It has been a bitter struggle but, at last, it is really and truly over. Finally. Or so we must hope - there have been false dawns before, let us not forget.
On Monday, The Times raised its cover price by 5p to 60p, bringing it into line with The Guardian and The Daily Telegraph (The Independent sells at the cheeky premium of 65p) for the first time since 1993.
A lot has happened in the 12 years (almost to the day) since The Times began the price war it hoped would bring its broadsheet rivals to their knees. For a start, broadsheets have become endangered species - with the exception of The Daily Telegraph, they have reinvented themselves in smaller formats.
But we have witnessed even more fundamental changes. In 1993, for instance, there was no internet news to speak of and free newspapers were the flimsy local rags that arrived now and then through your letterbox.
In that relatively simple world, Rupert Murdoch had a brutally simple vision of the newspaper market. There would, he proclaimed, be only one long-term survivor in the quality market - and for The Times to be that survivor, it would have to see off the market leader, then as now, The Daily Telegraph.
1. The war began on 30 August 1993, with a cover-price cut on The Times from 45p to 30p, and the results were almost immediate as its circulation rose from slightly more than 350,000 to around 430,000 in the first couple of weeks.
2. The Telegraph held its nerve for almost a year but it too became drawn into the fight in July 1994, when it cut its price from 48p to 30p.
3. Then things really got silly - and by the summer of 1996, both The Times and The Telegraph were available for 10p on a Monday, while the Saturday edition of The Times was selling for a surreal (given all those supplements) 20p.
4. The circulation of The Times hit a high-water mark of 850,000 in October 1996 and although The Telegraph's sale dropped further and further below the psychologically important one million mark, it retained its market leadership, not just because it was prepared to fight toe-to-toe on cover-price cuts, but also because of its attractive subscription offers.

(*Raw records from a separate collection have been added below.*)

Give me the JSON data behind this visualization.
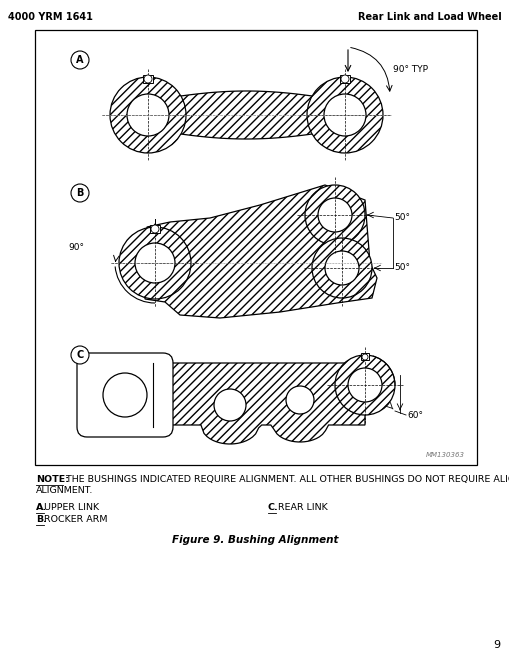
{
  "page_number": "9",
  "header_left": "4000 YRM 1641",
  "header_right": "Rear Link and Load Wheel",
  "note_bold": "NOTE:",
  "note_rest": " THE BUSHINGS INDICATED REQUIRE ALIGNMENT. ALL OTHER BUSHINGS DO NOT REQUIRE ALIGNMENT.",
  "label_a_letter": "A.",
  "label_a_text": "  UPPER LINK",
  "label_b_letter": "B.",
  "label_b_text": "  ROCKER ARM",
  "label_c_letter": "C.",
  "label_c_text": "   REAR LINK",
  "figure_caption": "Figure 9. Bushing Alignment",
  "watermark": "MM130363",
  "bg_color": "#ffffff",
  "line_color": "#000000",
  "angle_90_typ": "90° TYP",
  "angle_90": "90°",
  "angle_50a": "50°",
  "angle_50b": "50°",
  "angle_60": "60°"
}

5. The Guardian's ultra-loyal readership was not really affected by this, so the paper that suffered the greatest collateral damage was The Independent. In 1993, it was almost neck-and-neck with The Times, but the price war saw its sale fall to less than 150,000 in December 2002.
6. This war triggered a series of investigations by the Office of Fair Trading into allegations that The Times' strategy amounted to predatory pricing. The OFT rejected this in a ruling delayed until May 1999 - no rival had actually been put out of business - but warned that News International must seek its approval for further cuts.
7. The OFT's ruling effectively signalled the beginning of the end of the price war and many believed the market was moving back to parity pricing in September 2003, when The Times raised its price to 50p (it had been at 40p since June 2001) on weekdays and 90p on Saturdays.
8. In the year to June 2004, Times Newspapers lost £40.1 million. In the year to June 2003, it lost £28.6 million. Headline circulations in the July Audit Bureau of Circulations figures show The Times on 698,043, with The Telegraph on 912,319.
9. Telegraph sources claim that the paper was a resounding winner in the war - The Times spent its massive war chest but achieved none of its strategic goals and The Telegraph has retained market leadership. Meanwhile, they argue The Times has diminished its brand values.
10. Times sources reply by pointing to the fact that in the November 2004 ABCs, The Times finally overtook The Telegraph in terms of fully paid-for sales: The Times on 504,568, The Telegraph on 500,214.
11. The Times' price hike comes as it prepares to relaunch T2 as Times2, with an increased pagination and a new focus on its female readers. It will feature themed sections on different days - for instance, Style, Health and Sound - and is running a major ad campaign to back the launch.
WHAT IT MEANS FOR ...
- This is a confirmation of a change in direction (or emphasis) at The Times. Price wars have been expensive and the outcome has arguably been, at best, inconclusive - especially in terms of the original, rather simplistic, goals.
- New conditions prevail and, in general, newspapers face the future with even less confidence than they did in 1993. Times Newspapers has perhaps learned to be less monolithic in its thinking.
- For instance, recent editorial changes indicate a desire to make The Times attractive to Daily Mail readers rather than current purchasers of The Daily Telegraph.
- These are interesting times for quality newspapers, not least because The Times' price rise more or less coincides with The Guardian's relaunch in the Berliner format.
- Increased cover-price revenues across the whole market will allow for more realistic levels of investment in product development.
- Advertisers want the best of both worlds - a high-circulating newspaper that has a market positioning as a premium product and is priced accordingly. They had begun to be worried about the status of a discounted Times in an era of free commuter newspapers such as Metro.
- Most will be pleased The Times is recommitting itself to producing a newspaper people genuinely want to engage with, rather than a bargain buy.